Coal and gas power generation is uneconomic for European suppliers, Mestrallet said.
"“The choice we have made is very clear. We have stopped investing — and so did the others by the way — in thermal power generation in Europe and we are investing in renewables," he told the newspaper.
In emerging markets, however, coal and gas remains strong and Engie continues to build big power plants in Brazil, Chile, Peru, the Middle East and Asia, Mestrallet said.
Engie was formerly known as GDF Suez, changed its name last month to reflect its increasing involvement in renewables.

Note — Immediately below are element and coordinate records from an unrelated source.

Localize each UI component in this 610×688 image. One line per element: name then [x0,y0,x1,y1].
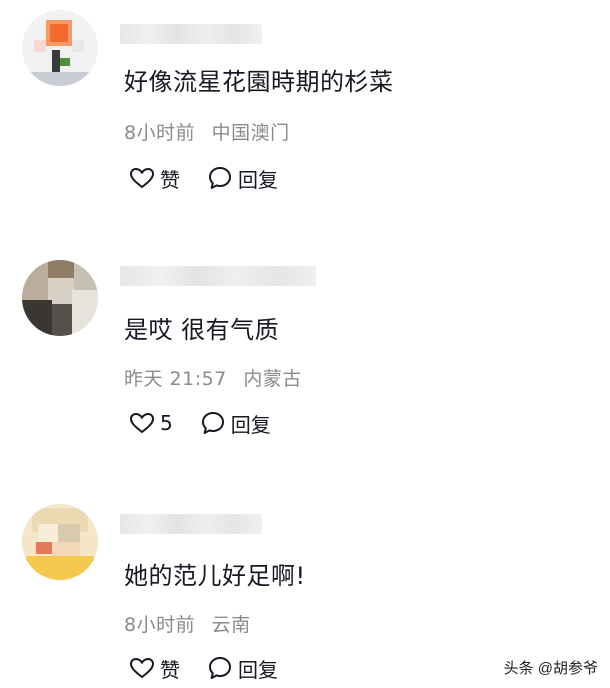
avatar-image [22,504,98,580]
heart-outline-icon [129,657,155,679]
comment-text: 她的范儿好足啊! [124,562,306,590]
avatar-image [22,10,98,86]
comment-item: 好像流星花園時期的杉菜 8小时前 中国澳门 赞 回复 [0,0,610,220]
comment-time: 昨天 21:57 [124,368,227,390]
comment-actions: 赞 回复 [128,162,304,194]
comment-time: 8小时前 [124,122,196,144]
avatar[interactable] [22,260,98,336]
comment-actions: 赞 回复 [128,652,304,684]
avatar[interactable] [22,10,98,86]
comment-item: 是哎 很有气质 昨天 21:57 内蒙古 5 回复 [0,250,610,470]
speech-bubble-icon [209,167,231,189]
username-redacted [120,24,262,44]
comment-meta: 8小时前 云南 [124,610,261,637]
like-label: 赞 [160,167,180,192]
like-button[interactable]: 赞 [128,654,180,683]
like-button[interactable]: 赞 [128,164,180,193]
like-label: 赞 [160,657,180,682]
comment-time: 8小时前 [124,614,196,636]
comment-location: 云南 [211,614,251,636]
speech-bubble-icon [209,657,231,679]
reply-label: 回复 [238,657,278,682]
like-count: 5 [160,411,173,435]
reply-label: 回复 [238,167,278,192]
watermark: 头条 @胡参爷 [503,660,598,677]
speech-bubble-icon [201,412,224,434]
reply-button[interactable]: 回复 [206,654,278,683]
heart-outline-icon [129,412,155,434]
comment-text: 好像流星花園時期的杉菜 [124,68,394,96]
username-redacted [120,514,262,534]
comment-actions: 5 回复 [128,407,297,439]
reply-label: 回复 [230,412,271,437]
comment-meta: 8小时前 中国澳门 [124,118,300,145]
reply-button[interactable]: 回复 [206,164,278,193]
heart-outline-icon [129,167,155,189]
comment-location: 内蒙古 [243,368,302,390]
avatar-image [22,260,98,336]
like-button[interactable]: 5 [128,409,173,437]
avatar[interactable] [22,504,98,580]
comment-text: 是哎 很有气质 [124,316,280,344]
username-redacted [120,266,316,286]
comment-location: 中国澳门 [211,122,290,144]
comment-meta: 昨天 21:57 内蒙古 [124,364,312,391]
reply-button[interactable]: 回复 [199,409,271,438]
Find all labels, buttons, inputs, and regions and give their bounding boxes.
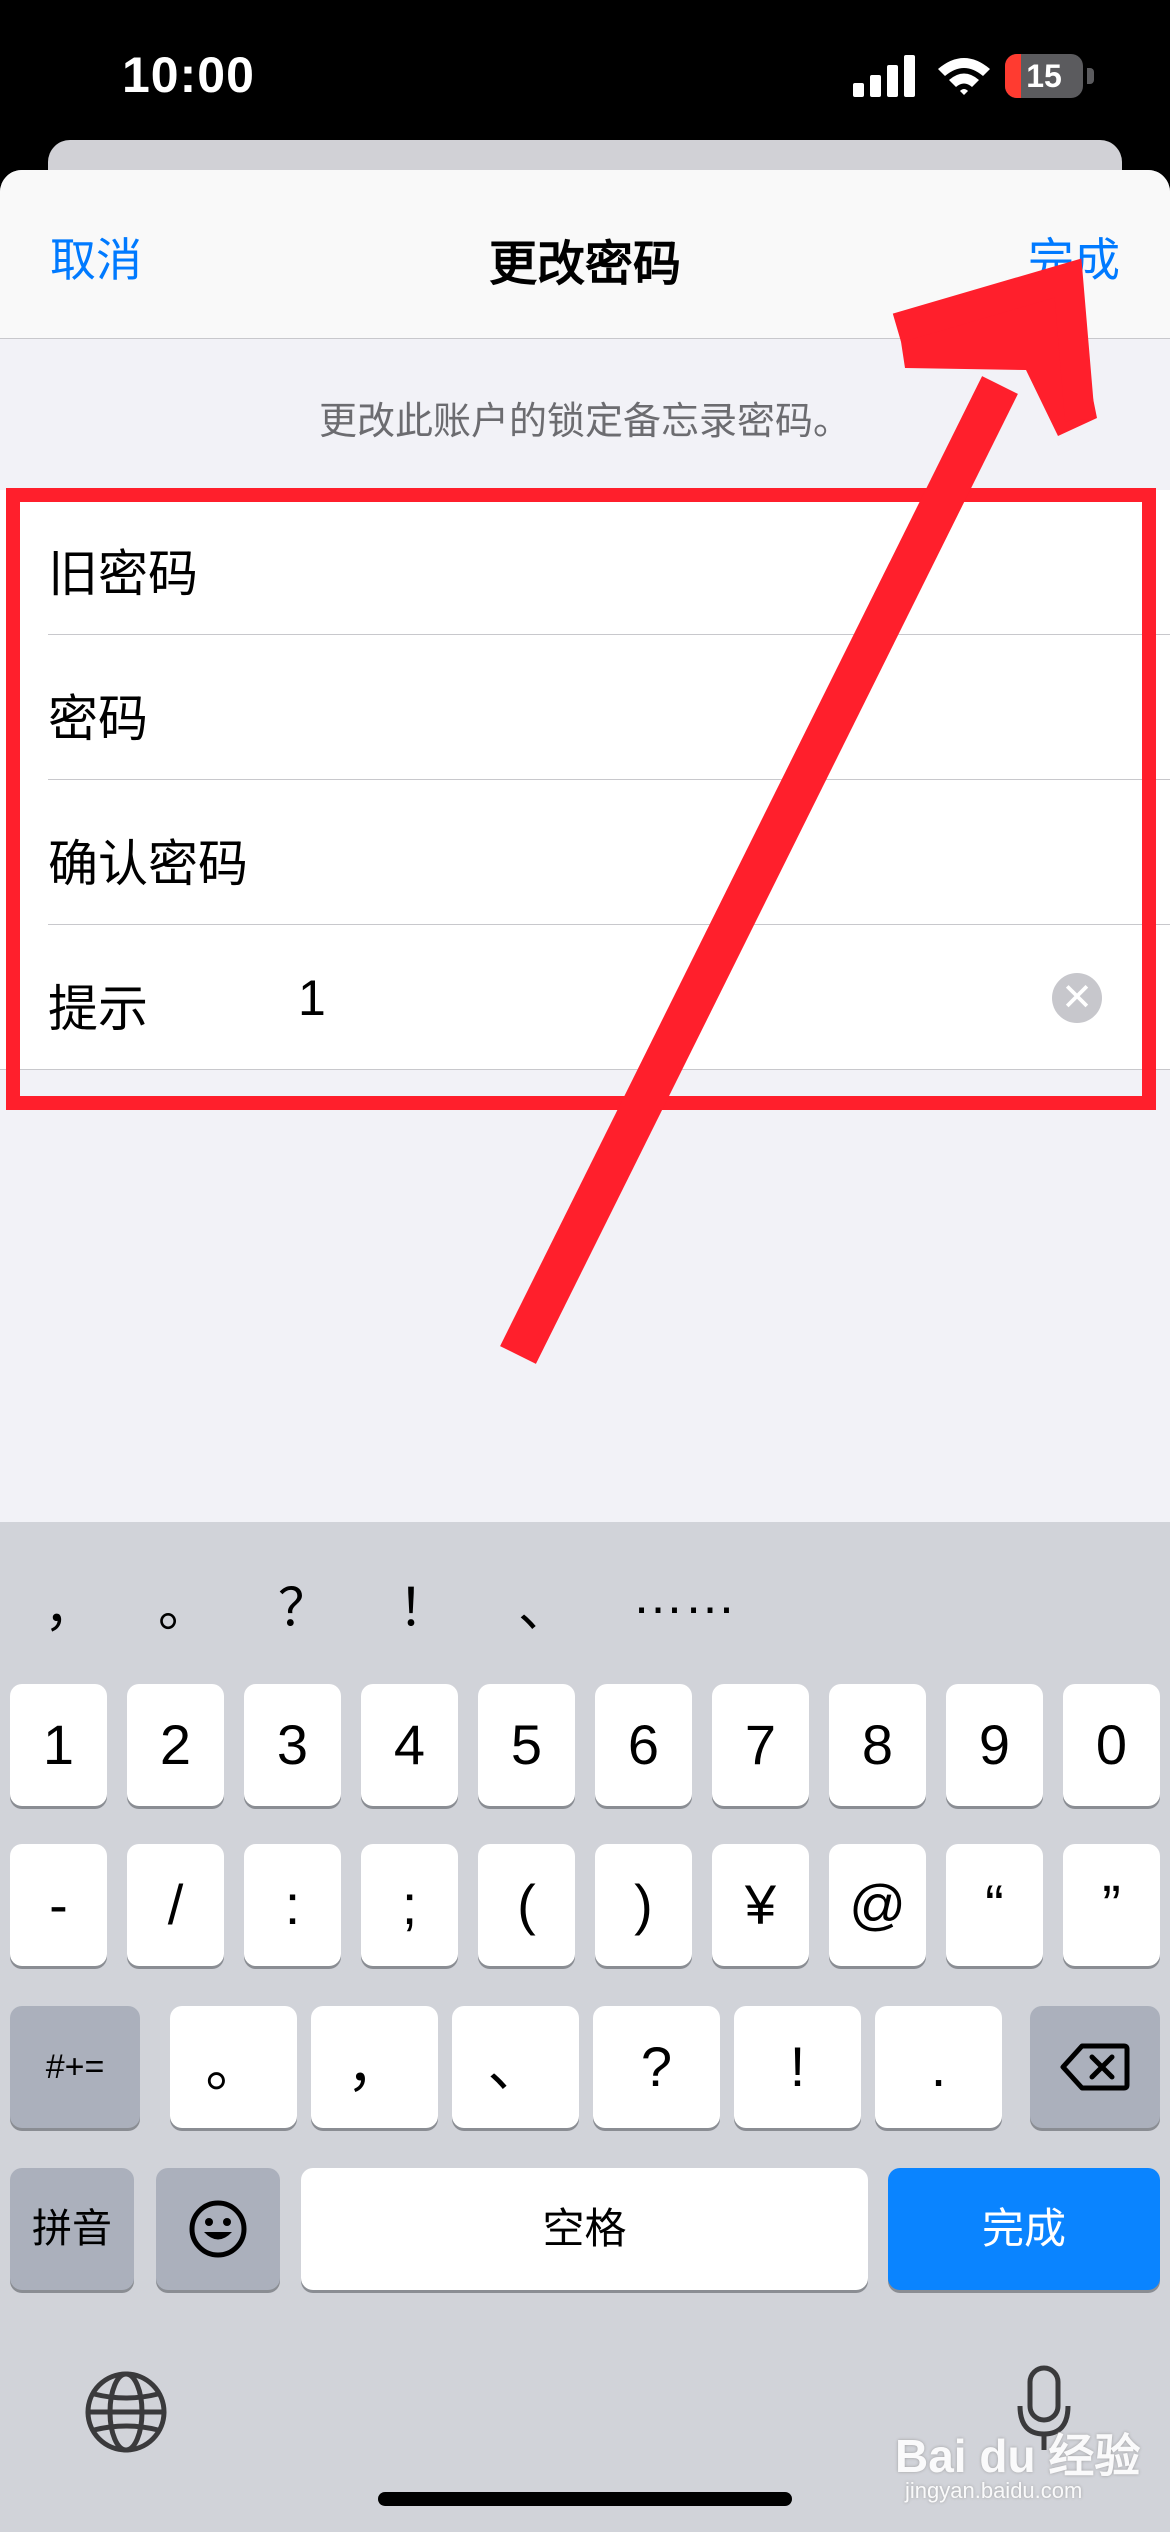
cellular-signal-icon <box>853 55 915 97</box>
key-close-paren[interactable]: ) <box>595 1844 692 1966</box>
key-dot[interactable]: . <box>875 2006 1002 2128</box>
candidate-ellipsis[interactable]: …… <box>632 1566 736 1626</box>
confirm-password-label: 确认密码 <box>48 836 248 892</box>
key-hyphen[interactable]: - <box>10 1844 107 1966</box>
key-1[interactable]: 1 <box>10 1684 107 1806</box>
wifi-icon <box>938 58 990 95</box>
watermark-logo: Bai du 经验 <box>895 2430 1141 2482</box>
candidate-period[interactable]: 。 <box>158 1566 210 1641</box>
password-form: 旧密码 密码 确认密码 提示 1 ✕ <box>0 490 1170 1070</box>
key-close-quote[interactable]: ” <box>1063 1844 1160 1966</box>
key-2[interactable]: 2 <box>127 1684 224 1806</box>
key-9[interactable]: 9 <box>946 1684 1043 1806</box>
key-fullwidth-comma[interactable]: ， <box>311 2006 438 2128</box>
key-7[interactable]: 7 <box>712 1684 809 1806</box>
key-5[interactable]: 5 <box>478 1684 575 1806</box>
key-enumeration-comma[interactable]: 、 <box>452 2006 579 2128</box>
old-password-label: 旧密码 <box>48 546 198 602</box>
new-password-field[interactable]: 密码 <box>0 635 1170 780</box>
space-key[interactable]: 空格 <box>301 2168 868 2290</box>
key-8[interactable]: 8 <box>829 1684 926 1806</box>
hint-field[interactable]: 提示 1 ✕ <box>0 925 1170 1070</box>
globe-icon[interactable] <box>84 2370 168 2454</box>
key-open-quote[interactable]: “ <box>946 1844 1043 1966</box>
key-3[interactable]: 3 <box>244 1684 341 1806</box>
hint-input[interactable]: 1 <box>298 969 326 1027</box>
battery-level: 15 <box>1026 58 1062 94</box>
status-bar: 10:00 15 <box>0 0 1170 150</box>
home-indicator <box>378 2492 792 2506</box>
key-semicolon[interactable]: ; <box>361 1844 458 1966</box>
battery-icon: 15 <box>1005 54 1095 98</box>
candidate-enumeration-comma[interactable]: 、 <box>518 1566 570 1641</box>
description-text: 更改此账户的锁定备忘录密码。 <box>318 401 851 443</box>
emoji-icon <box>189 2200 247 2258</box>
key-4[interactable]: 4 <box>361 1684 458 1806</box>
password-label: 密码 <box>48 691 148 747</box>
delete-key[interactable] <box>1030 2006 1160 2128</box>
keyboard: ， 。 ？ ！ 、 …… 1 2 3 4 5 6 7 8 9 0 - / : ;… <box>0 1522 1170 2532</box>
keyboard-done-key[interactable]: 完成 <box>888 2168 1160 2290</box>
key-colon[interactable]: : <box>244 1844 341 1966</box>
emoji-key[interactable] <box>156 2168 280 2290</box>
clear-text-icon[interactable]: ✕ <box>1052 973 1102 1023</box>
page-title: 更改密码 <box>488 238 681 291</box>
key-at[interactable]: @ <box>829 1844 926 1966</box>
symbols-key[interactable]: #+= <box>10 2006 140 2128</box>
candidate-exclamation[interactable]: ！ <box>398 1566 450 1641</box>
backspace-icon <box>1060 2043 1130 2091</box>
key-0[interactable]: 0 <box>1063 1684 1160 1806</box>
status-time: 10:00 <box>122 47 255 103</box>
key-slash[interactable]: / <box>127 1844 224 1966</box>
key-full-stop[interactable]: 。 <box>170 2006 297 2128</box>
done-button[interactable]: 完成 <box>1028 224 1120 290</box>
key-6[interactable]: 6 <box>595 1684 692 1806</box>
confirm-password-field[interactable]: 确认密码 <box>0 780 1170 925</box>
nav-bar: 取消 更改密码 完成 <box>0 170 1170 339</box>
key-exclamation[interactable]: ! <box>734 2006 861 2128</box>
key-yen[interactable]: ¥ <box>712 1844 809 1966</box>
old-password-field[interactable]: 旧密码 <box>0 490 1170 635</box>
watermark-url: jingyan.baidu.com <box>905 2478 1083 2503</box>
hint-label: 提示 <box>48 981 148 1037</box>
candidate-question[interactable]: ？ <box>278 1566 330 1641</box>
key-question[interactable]: ? <box>593 2006 720 2128</box>
candidate-comma[interactable]: ， <box>44 1566 96 1641</box>
key-open-paren[interactable]: ( <box>478 1844 575 1966</box>
pinyin-key[interactable]: 拼音 <box>10 2168 134 2290</box>
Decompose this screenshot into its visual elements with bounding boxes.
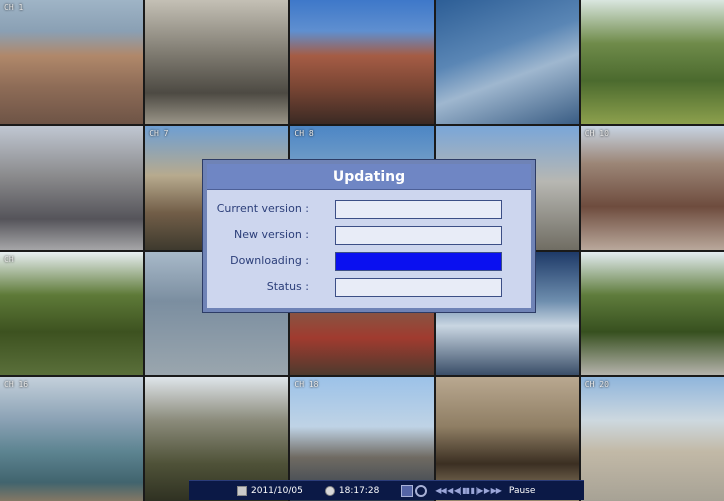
channel-label: CH	[4, 254, 14, 264]
update-dialog: Updating Current version : New version :…	[203, 160, 535, 312]
camera-tile[interactable]	[145, 0, 289, 124]
refresh-icon[interactable]	[415, 484, 428, 497]
download-progress-bar	[335, 252, 502, 271]
status-row: Status :	[207, 278, 531, 298]
new-version-label: New version :	[234, 228, 309, 241]
camera-tile[interactable]	[290, 0, 434, 124]
channel-label: CH 7	[149, 128, 169, 138]
calendar-icon	[237, 485, 247, 496]
camera-tile[interactable]	[580, 251, 724, 376]
playback-status-bar: 2011/10/05 18:17:28 ◀◀ ◀ ◀| ▮▮ ▮ |▶ ▶ ▶▶…	[189, 480, 584, 500]
clock-icon	[324, 485, 335, 496]
dialog-title: Updating	[207, 164, 531, 190]
channel-label: CH 20	[584, 380, 609, 390]
date-display: 2011/10/05	[251, 485, 303, 496]
camera-tile[interactable]: CH	[0, 251, 144, 376]
channel-label: CH 18	[294, 380, 319, 390]
status-label: Status :	[266, 280, 309, 293]
download-progress-fill	[336, 253, 501, 270]
playback-controls[interactable]: ◀◀ ◀ ◀| ▮▮ ▮ |▶ ▶ ▶▶	[435, 486, 502, 495]
new-version-row: New version :	[207, 226, 531, 246]
camera-tile[interactable]: CH 10	[580, 125, 724, 250]
layout-grid-icon[interactable]	[401, 484, 414, 497]
time-display: 18:17:28	[338, 485, 380, 496]
camera-tile[interactable]	[580, 0, 724, 124]
current-version-row: Current version :	[207, 200, 531, 220]
camera-tile[interactable]	[435, 0, 579, 124]
playback-mode: Pause	[508, 485, 536, 496]
channel-label: CH 8	[294, 128, 314, 138]
status-field	[335, 278, 502, 297]
channel-label: CH 1	[4, 3, 24, 12]
channel-label: CH 16	[4, 380, 29, 390]
downloading-label: Downloading :	[230, 254, 309, 267]
camera-tile[interactable]: CH 16	[0, 377, 144, 501]
current-version-label: Current version :	[216, 202, 309, 215]
new-version-field	[335, 226, 502, 245]
camera-tile[interactable]	[0, 125, 144, 250]
downloading-row: Downloading :	[207, 252, 531, 272]
camera-tile[interactable]: CH 20	[580, 377, 724, 501]
camera-tile[interactable]: CH 1	[0, 0, 144, 124]
channel-label: CH 10	[584, 128, 609, 138]
current-version-field	[335, 200, 502, 219]
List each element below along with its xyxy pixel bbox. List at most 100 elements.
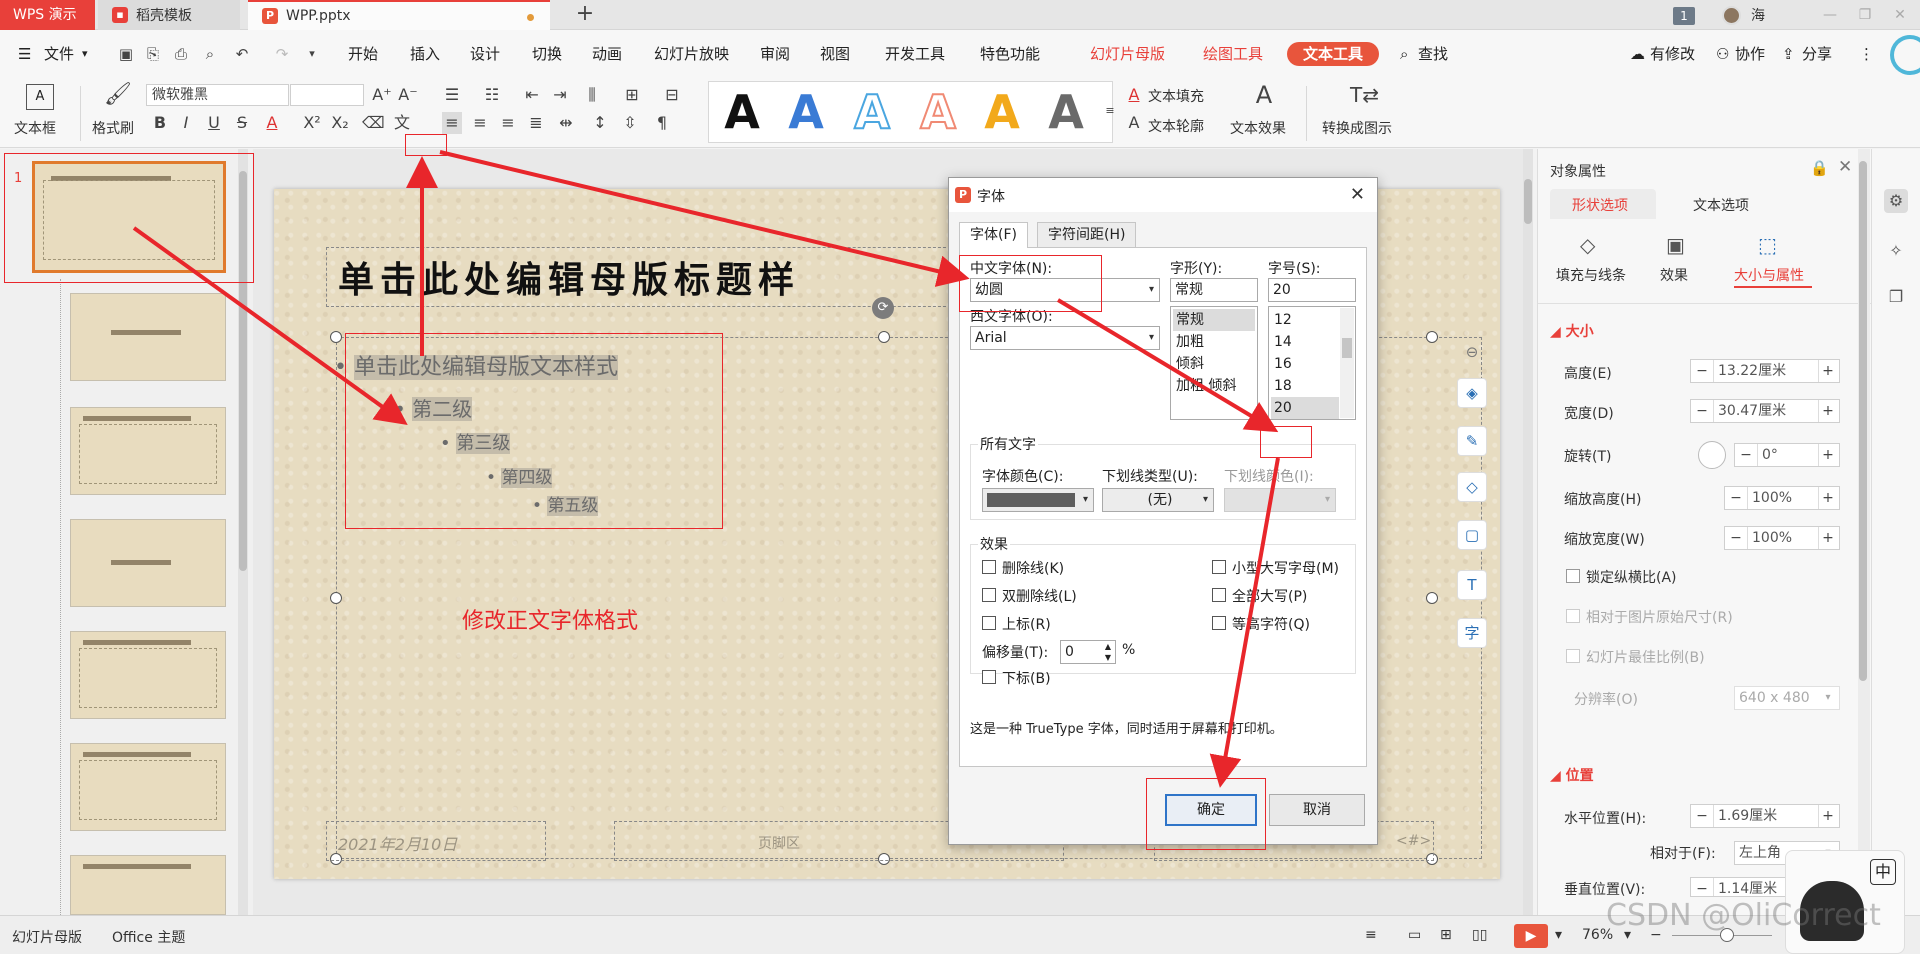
minus-icon[interactable]: −: [1725, 527, 1747, 549]
text-style-2[interactable]: A: [780, 86, 832, 138]
height-value[interactable]: 13.22厘米: [1713, 360, 1819, 382]
bold-icon[interactable]: B: [150, 112, 170, 134]
normal-view-icon[interactable]: ▭: [1408, 927, 1421, 943]
menu-insert[interactable]: 插入: [410, 42, 440, 66]
increase-indent-icon[interactable]: ⇥: [550, 84, 570, 106]
menu-start[interactable]: 开始: [348, 42, 378, 66]
best-ratio-label[interactable]: 幻灯片最佳比例(B): [1586, 647, 1705, 667]
avatar[interactable]: [1722, 6, 1741, 25]
menu-animation[interactable]: 动画: [592, 42, 622, 66]
textbox-icon[interactable]: A: [26, 84, 54, 110]
layout-thumbnail[interactable]: [70, 293, 226, 381]
scale-height-input[interactable]: −100% +: [1724, 486, 1840, 510]
convert-diagram-button[interactable]: 转换成图示: [1322, 118, 1392, 138]
text-style-6[interactable]: A: [1040, 86, 1092, 138]
panel-title[interactable]: 对象属性: [1550, 161, 1606, 181]
subscript-icon[interactable]: X₂: [330, 112, 350, 134]
text-effect-button[interactable]: 文本效果: [1230, 118, 1286, 138]
h-pos-value[interactable]: 1.69厘米: [1713, 805, 1819, 827]
chevron-down-icon[interactable]: ▾: [82, 42, 88, 66]
notes-icon[interactable]: ≡: [1365, 927, 1377, 943]
plus-icon[interactable]: +: [1817, 487, 1839, 509]
size-option[interactable]: 12: [1271, 309, 1339, 331]
layout-thumbnail[interactable]: [70, 631, 226, 719]
menu-text-tools[interactable]: 文本工具: [1287, 42, 1380, 66]
menu-review[interactable]: 审阅: [760, 42, 790, 66]
menu-drawing-tools[interactable]: 绘图工具: [1203, 42, 1263, 66]
text-fill-icon[interactable]: A: [1124, 84, 1144, 106]
superscript-checkbox[interactable]: [982, 616, 996, 630]
superscript-icon[interactable]: X²: [302, 112, 322, 134]
slide-gallery-icon[interactable]: ❐: [1884, 285, 1908, 309]
close-window-icon[interactable]: ✕: [1885, 2, 1915, 28]
size-option[interactable]: 18: [1271, 375, 1339, 397]
style-field[interactable]: 常规: [1170, 278, 1258, 302]
user-name[interactable]: 海: [1751, 5, 1765, 25]
collab-icon[interactable]: ⚇: [1716, 42, 1729, 66]
size-field[interactable]: 20: [1268, 278, 1356, 302]
tab-shape-options[interactable]: 形状选项: [1550, 189, 1656, 219]
collapse-icon[interactable]: ⊖: [1457, 338, 1487, 368]
format-painter-label[interactable]: 格式刷: [92, 118, 134, 138]
style-option[interactable]: 倾斜: [1173, 353, 1255, 375]
align-left-icon[interactable]: ≡: [442, 112, 462, 134]
maximize-icon[interactable]: ❐: [1850, 2, 1880, 28]
size-option[interactable]: 16: [1271, 353, 1339, 375]
underline-icon[interactable]: U: [204, 112, 224, 134]
size-section[interactable]: ◢ 大小: [1550, 321, 1594, 341]
resize-handle[interactable]: [1426, 592, 1438, 604]
props-scrollbar[interactable]: [1858, 149, 1870, 915]
effect-icon[interactable]: ▣: [1666, 233, 1685, 257]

"The energy transition has become a global movement, characterised by decarbonisation and the development of renewable energy sources," it said in a statement at the time.
Mestrallet spoke to the Financial Times at a business and climate change conference in Paris, where many delegates echoed his sentiments, the paper said.
Daniel Benes, chairman of European energy group CEZ, said that the need to diversify its portfolio and bolster energy security and sources means CEZ now plans to be zero emission by 2050, the report said.
"Coal power plants will still have their place in power generation in the near future," Benes, said. but it was clear that in the long term this had to change.
This week, the The European Investment Bank (EIB) approved more than €8 billion ($9 billion) of financing for 21 renewable energy and infrastructure projects.